Ohne Aktien ist leicht.

Tagelang nichts geschrieben und nicht nur das, sondern auch sehr distanziert auf Kurse gestarrt. Eigentlich eben gar nicht gestarrt, sondern eher nur mit dem Blick gestreift. Ein Fortschritt. Zum ersten Mal seit – ich weiß gar nicht wie vielen Wochen – morgens nicht mit „Alles auf Aktien“ ins Auto gestiegen und bei der Arbeit zwar Podcasts gehört, aber keinen von den üblichen Börsenformaten, statt dessen „Sternstunde der Philosophie“ sowie „Lanz und Precht“. Wow. Die Onvista-App, wo ich meine Depots spiegele, nur eine handvoll Male aufgerufen. Ich habe beinahe den Eindruck irgendetwas in mir hat beschlossen, mich zu schützen und mich mit einem Gleichmut versehen, den ich so bald nicht für möglich gehalten hätte. Ich bin sehr gespannt, wie das weitergeht. Die Kurse erholen sich weiter, zumindest der Gesamtmarkt. Ich selbst glaube weiter an einen bevorstehenden Absturz, ausgelöst durch ein weiteres durch Banken ausgelöstes Problem. Sofern sich die Lage weiter entspannt und irgendwelche Werte nochmal ins Plus drehen, werde ich sie abwerfen. Ohnehin kommen nur Colgate Palmolive (-1%) und Johnson & Johnson (-4,5%) in Frage. Mit etwas Glück könnte Nike sich berappeln (-12%) und falls ein Wunder geschehen sollte, Aktien wie Varta und SunPower. Berkshire Hathaway (-7,5%) könnte ich mir auch vorstellen zu verkaufen, muss aber nicht sein. Mehr werde ich vermutlich nicht so schnell los.

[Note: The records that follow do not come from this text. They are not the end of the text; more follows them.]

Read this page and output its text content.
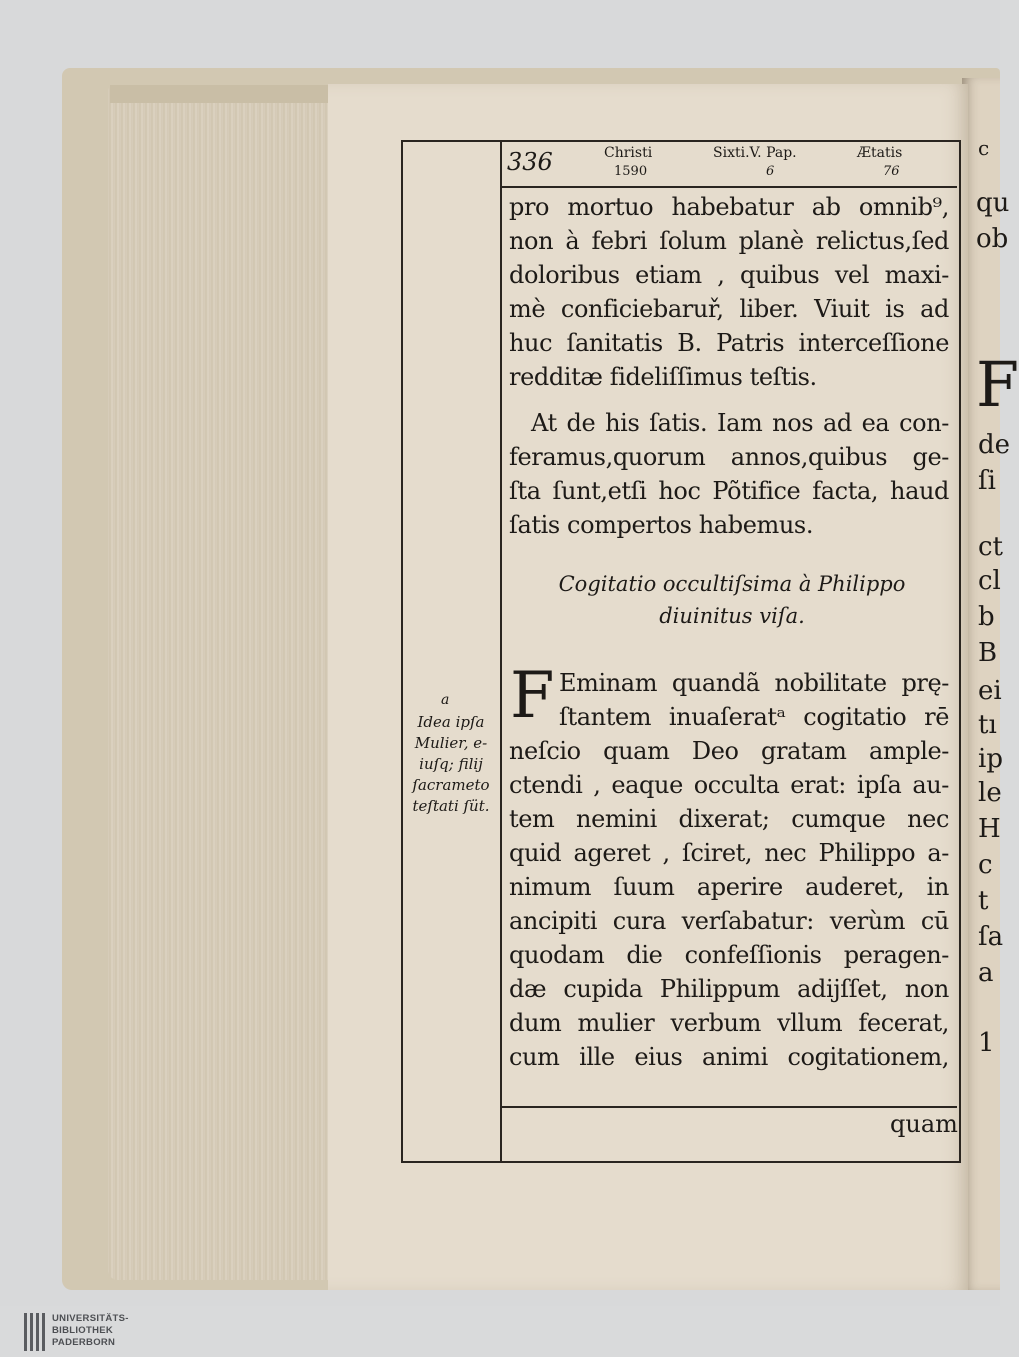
c
qu
ob
F
de
ſi
ct
cl
b
B
ei
tı
ip
le
H
c
t
ſa
a
1
336	Christi
1590
Sixti.V. Pap.
6
Ætatis
76
pro mortuo habebatur ab omnib⁹,
non à febri ſolum planè relictus,ſed
doloribus etiam , quibus vel maxi-
mè conficiebaruř, liber. Viuit is ad
huc ſanitatis B. Patris interceſſione
redditæ fideliſſimus teſtis.
At de his ſatis. Iam nos ad ea con-
feramus,quorum annos,quibus ge-
ſta ſunt,etſi hoc Põtifice facta, haud
ſatis compertos habemus.
Cogitatio occultiſsima à Philippo
diuinitus viſa.
F Eminam quandã nobilitate prę-
ſtantem inuaſeratᵃ cogitatio rē
neſcio quam Deo gratam ample-
ctendi , eaque occulta erat: ipſa au-
tem nemini dixerat; cumque nec
quid ageret , ſciret, nec Philippo a-
nimum ſuum aperire auderet, in
ancipiti cura verſabatur: verùm cū
quodam die confeſſionis peragen-
dæ cupida Philippum adijſſet, non
dum mulier verbum vllum fecerat,
cum ille eius animi cogitationem,
quam
a
Idea ipſa
Mulier, e-
iuſq; filij
ſacrameto
teſtati ſüt.
UNIVERSITÄTS-
BIBLIOTHEK
PADERBORN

Ohne Aktien wird schwer. Den Podcast habe ich beinahe täglich gehört. Und genauso war ich drauf. Manchmal war ich nach de Wochenende richtig froh, wenn es montags wieder los ging. Momentan dreht sich sich die Aussage bei mir ins Gegenteil. Ohne Aktien ist leicht. Das Leben, der Tag, ohne mich andauernd mit Aktien zu beschäftigen: eine Erleichterung. Ich hoffe, das bleibt so.